Quiero pensar que Vicente Verdú estaba de guasa cuando publicó sus Reglas para la supervivencia de la novela en noviembre pasado; de hecho creo que la lectura correcta de su artículo es justo la inversa a la literal. Sin embargo hay quien le ha cogido el guante y así vamos divirtiéndonos mientras damos vueltas a la profetizada muerte de la novela o a sus tratamientos paliativos.
El argumento básico de Verdú viene a defender que, puesto que el medio cibernético ha transformado la comunicación y el lenguaje cotidianos, hasta el punto de provocar una especie de mutación en el individuo lector que ahora se llama lector multipolar, la novela no tiene más remedio que pasar por el aro y darse la mayor prisa en adaptar ese tipo de lenguaje fragmentado, inmediato, desordenado, irreflexivo y superficialmente íntimo que caracteriza las comunicaciones a través de la red.
Por alguna razón insondable, Verdú siente fobia hacia la influencia del lenguaje cinematográfico en la literatura y sin embargo pregona a bombo y platillo la urgente incorporación de todos los tics internáuticos a la novela… o de lo contrario morirá. Suena un poco paranoico, la verdad. O mejor dicho: suena a discurso de iluminado. Vicente Verdú ha tenido una experiencia mística en forma de blog y quiere hacernos partícipes a todos de su revelación.
El autor de No Ficción se muestra entrañablemente despechado cuando propone levantar barreras insalvables (como si eso fuera posible) entre la literatura y el cine; audazmente estéril cuando propone el abandono del “hilo hegemónico” de la historia o la renuncia a cualquier estructura progresiva a favor de un tutti frutti accidental; o maniáticamente radical cuando defiende el uso exclusivo de la primera persona y las frases cortas con formato SMS.
Verdú tiene razón en dos cosas importantes: la fórmula del bestseller no será la salvación de la novela. El lenguaje escrito debe continuar siendo lenguaje escrito antes que nada; es decir, no debe descuidarse el trabajo minucioso del estilo y la autoexigencia debe aplicarse a cada párrafo, a cada frase, a cada palabra. Curiosamente, poco tiene que ver esto con la forma de escribir descuidada y espontánea de los blogs o los SMS. Y tiene razón en que el autor deberá siempre ser honesto y hablar de las cosas que le importan, las que le disgustan o le entusiasman, o de lo contrario se comportará como un escribano de ideas ajenas o high concepts de segunda mano y no tendrá nada nuevo que aportar.

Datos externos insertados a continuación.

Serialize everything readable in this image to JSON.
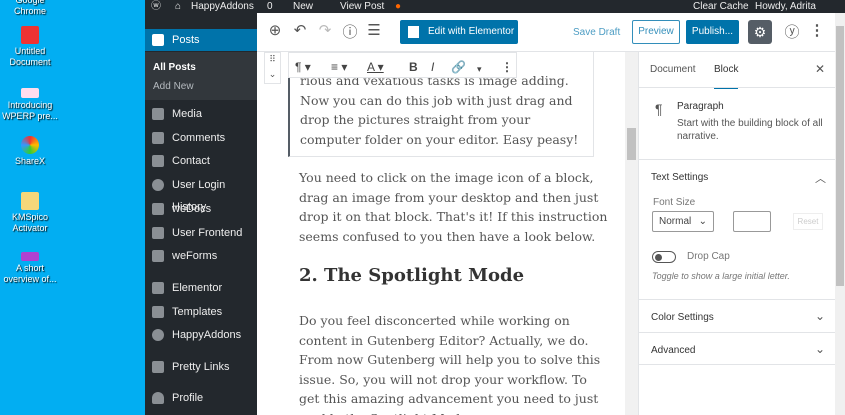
{
  "desktop": [
    {
      "label": "Google Chrome"
    },
    {
      "label": "Untitled Document"
    },
    {
      "label": "Introducing WPERP pre..."
    },
    {
      "label": "ShareX"
    },
    {
      "label": "KMSpico Activator"
    },
    {
      "label": "A short overview of..."
    }
  ],
  "adminbar": {
    "site": "HappyAddons",
    "comments": "0",
    "new": "New",
    "view": "View Post",
    "clear_cache": "Clear Cache",
    "howdy": "Howdy, Adrita"
  },
  "sidebar": {
    "items": [
      {
        "label": "Posts"
      },
      {
        "label": "Media"
      },
      {
        "label": "Comments"
      },
      {
        "label": "Contact"
      },
      {
        "label": "User Login History"
      },
      {
        "label": "weDocs"
      },
      {
        "label": "User Frontend"
      },
      {
        "label": "weForms"
      },
      {
        "label": "Elementor"
      },
      {
        "label": "Templates"
      },
      {
        "label": "HappyAddons"
      },
      {
        "label": "Pretty Links"
      },
      {
        "label": "Profile"
      }
    ],
    "submenu": [
      "All Posts",
      "Add New"
    ]
  },
  "header": {
    "elementor": "Edit with Elementor",
    "save_draft": "Save Draft",
    "preview": "Preview",
    "publish": "Publish..."
  },
  "content": {
    "block_text": "rious and vexatious tasks is image adding. Now you can do this job with just drag and drop the pictures straight from your computer folder on your editor. Easy peasy!",
    "para2": "You need to click on the image icon of a block, drag an image from your desktop and then just drop it on that block. That's it! If this instruction seems confused to you then have a look below.",
    "heading": "2. The Spotlight Mode",
    "para3": "Do you feel disconcerted while working on content in Gutenberg Editor? Actually, we do. From now Gutenberg will help you to solve this issue. So, you will not drop your workflow. To get this amazing advancement you need to just enable the Spotlight Mode."
  },
  "panel": {
    "tab_document": "Document",
    "tab_block": "Block",
    "block_name": "Paragraph",
    "block_desc": "Start with the building block of all narrative.",
    "text_settings": "Text Settings",
    "font_size_label": "Font Size",
    "font_size_value": "Normal",
    "reset": "Reset",
    "drop_cap": "Drop Cap",
    "drop_cap_help": "Toggle to show a large initial letter.",
    "color_settings": "Color Settings",
    "advanced": "Advanced"
  }
}
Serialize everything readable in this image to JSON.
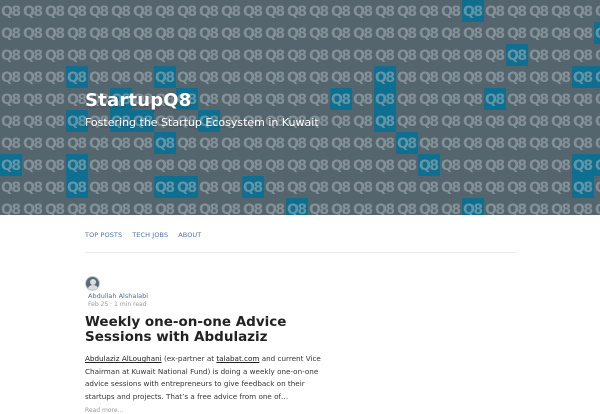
{
  "site": {
    "title": "StartupQ8",
    "tagline": "Fostering the Startup Ecosystem in Kuwait",
    "pattern_text": "Q8",
    "colors": {
      "hero_base": "#54656e",
      "hero_tile": "#0f6f90",
      "pattern_text": "#a9b4ba",
      "link": "#4f6f9a"
    }
  },
  "nav": {
    "items": [
      {
        "label": "TOP POSTS"
      },
      {
        "label": "TECH JOBS"
      },
      {
        "label": "ABOUT"
      }
    ]
  },
  "post": {
    "author": "Abdullah Alshalabi",
    "avatar_icon": "user-avatar-icon",
    "date": "Feb 25",
    "separator": "·",
    "read_time": "1 min read",
    "title": "Weekly one-on-one Advice Sessions with Abdulaziz",
    "excerpt": {
      "link1": "Abdulaziz AlLoughani",
      "text1": " (ex-partner at ",
      "link2": "talabat.com",
      "text2": " and current Vice Chairman at Kuwait National Fund) is doing a weekly one-on-one advice sessions with entrepreneurs to give feedback on their startups and projects. That’s a free advice from one of…"
    },
    "read_more": "Read more…"
  }
}
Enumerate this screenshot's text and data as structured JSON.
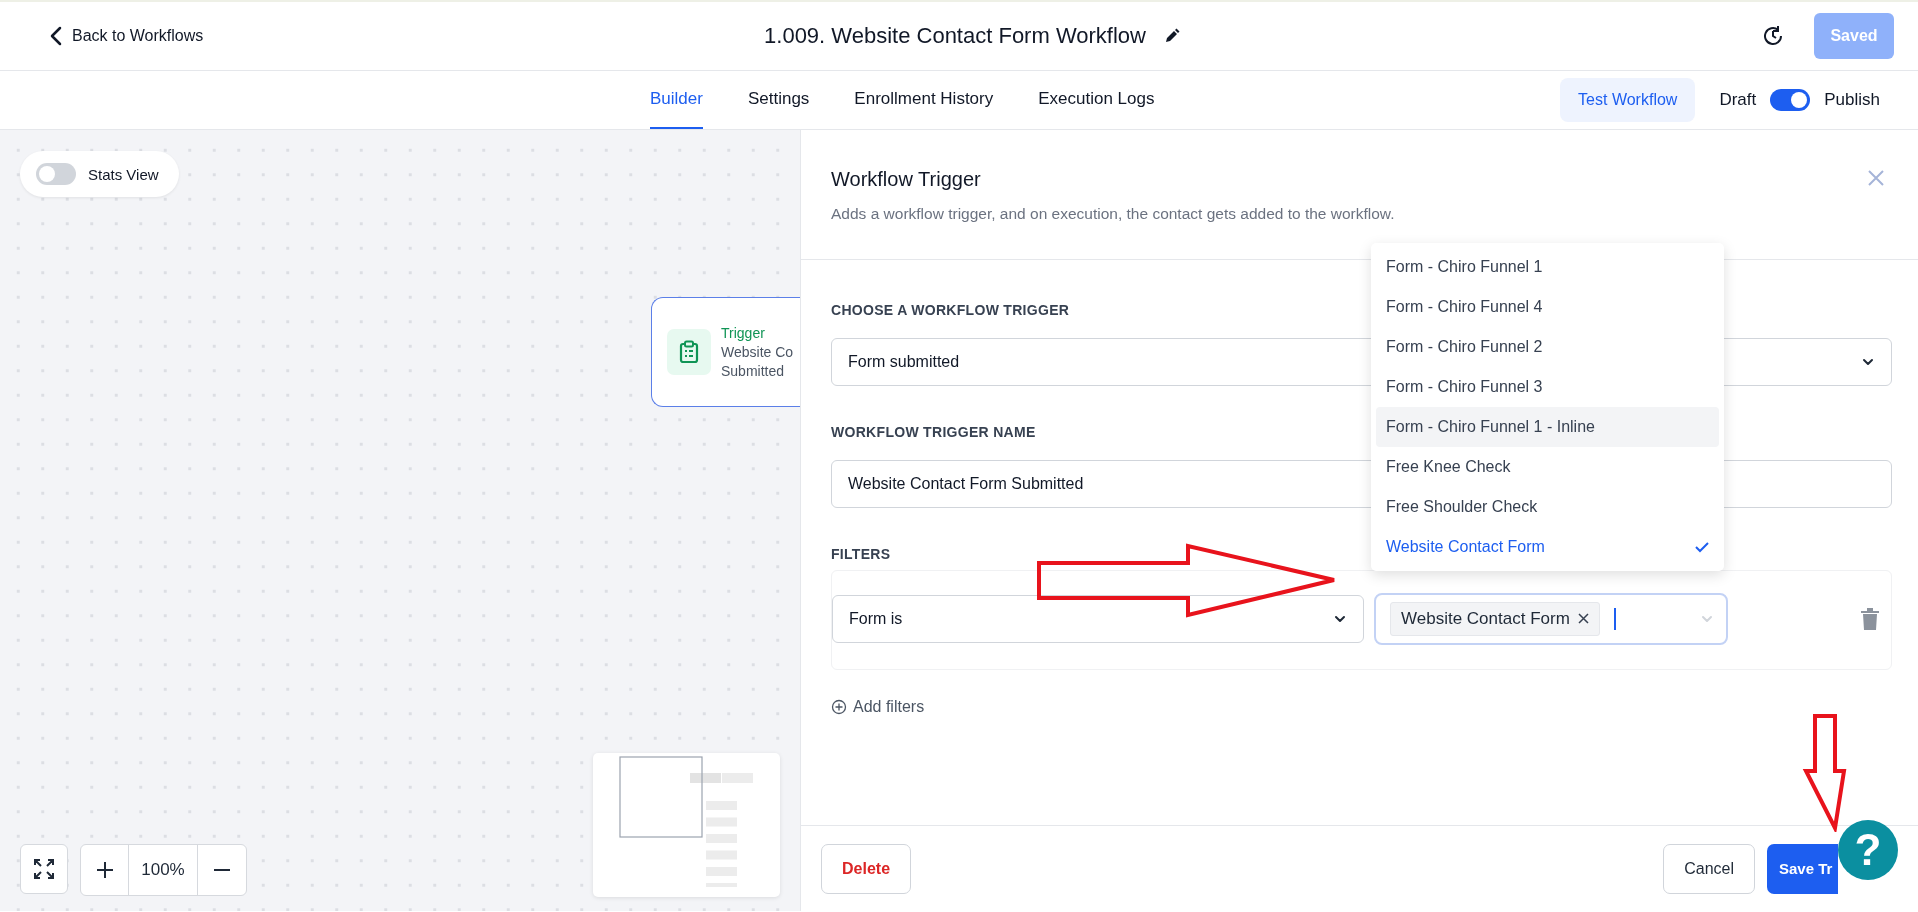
{
  "header": {
    "back_label": "Back to Workflows",
    "title": "1.009. Website Contact Form Workflow",
    "save_button": {
      "label": "Saved",
      "disabled": true
    }
  },
  "tabs": [
    {
      "label": "Builder",
      "selected": true
    },
    {
      "label": "Settings",
      "selected": false
    },
    {
      "label": "Enrollment History",
      "selected": false
    },
    {
      "label": "Execution Logs",
      "selected": false
    }
  ],
  "test_button": "Test Workflow",
  "publish_toggle": {
    "off_label": "Draft",
    "on_label": "Publish",
    "on": true
  },
  "canvas": {
    "stats_toggle": {
      "label": "Stats View",
      "on": false
    },
    "node": {
      "title": "Trigger",
      "lines": [
        "Website Co",
        "Submitted"
      ]
    },
    "zoom_level": "100%"
  },
  "panel": {
    "title": "Workflow Trigger",
    "subtitle": "Adds a workflow trigger, and on execution, the contact gets added to the workflow.",
    "fields": [
      {
        "kind": "select",
        "label": "CHOOSE A WORKFLOW TRIGGER",
        "value": "Form submitted"
      },
      {
        "kind": "input",
        "label": "WORKFLOW TRIGGER NAME",
        "value": "Website Contact Form Submitted"
      }
    ],
    "filters_label": "FILTERS",
    "filter": {
      "field": "Form is",
      "tags": [
        "Website Contact Form"
      ]
    },
    "add_filters": "Add filters",
    "dropdown": [
      {
        "label": "Form - Chiro Funnel 1",
        "highlighted": false,
        "selected": false
      },
      {
        "label": "Form - Chiro Funnel 4",
        "highlighted": false,
        "selected": false
      },
      {
        "label": "Form - Chiro Funnel 2",
        "highlighted": false,
        "selected": false
      },
      {
        "label": "Form - Chiro Funnel 3",
        "highlighted": false,
        "selected": false
      },
      {
        "label": "Form - Chiro Funnel 1 - Inline",
        "highlighted": true,
        "selected": false
      },
      {
        "label": "Free Knee Check",
        "highlighted": false,
        "selected": false
      },
      {
        "label": "Free Shoulder Check",
        "highlighted": false,
        "selected": false
      },
      {
        "label": "Website Contact Form",
        "highlighted": false,
        "selected": true
      }
    ],
    "delete_button": "Delete",
    "cancel_button": "Cancel",
    "save_button": "Save Tr"
  },
  "help_button": "?"
}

Por lo demás, Verdú se equivoca en casi todo. La novela del futuro deberá atrapar al lector por el cuello (o por la solapa, o por otras partes más bajas) o no será una buena novela; la novela del futuro deberá tener estructura, dirección y un final que cierre de forma coherente el relato o no será una buena novela; la novela del futuro podrá escribirse en tercera, primera o incluso segunda persona, y eso no hará que sea mejor o peor novela; en cuanto a ritmo y estilo, la novela del futuro deberá imitar la personalidad del autor y no al esquema prefabricado y falsamente rompedor de los blogs, o de lo contrario será una novela con la caducidad de un bote de Nocilla.
Lo cierto es que todo el decálogo de Vicente Verdú me resulta muy simpático y constructivo (ahora estoy poniendo en práctica su mandamiento número diez) salvo en una cosa: su desprecio por los géneros y la ficción no realista. Cuando habla del “culto funerario del género” y de los “lectores melancólicos que transpiran alcanfor”, Verdú se pone faltón y pide a gritos que le den una colleja.
Está claro que yo nunca lograré ser un escritor posmoderno. Voy de luto y apesto a naftalina. Me decanto por la fantasía autóctona y no por las bitácoras intertextuales y supuestamente realistas ambientadas en la ruta 66.
Esta posmodernidad literaria ombliguista e hiperirónica corre el riesgo de establecerse como una inmensa planta de reciclaje capaz de tragar todo lo que le echen, pero que no sabe producir más que una sustancia amorfa y multicolor como resultado, eso sí, bien dosificada en cápsulas de media página e impresa en papel reciclado.
Decía Susan Sontag:
“El placer de la ficción es precisamente que se mueve hacia un final. Una novela es un mundo con fronteras. Por eso, para ser entera, unida y coherente, tiene que haber fronteras. Todo es relevante en el viaje que hacemos entre esas fronteras”.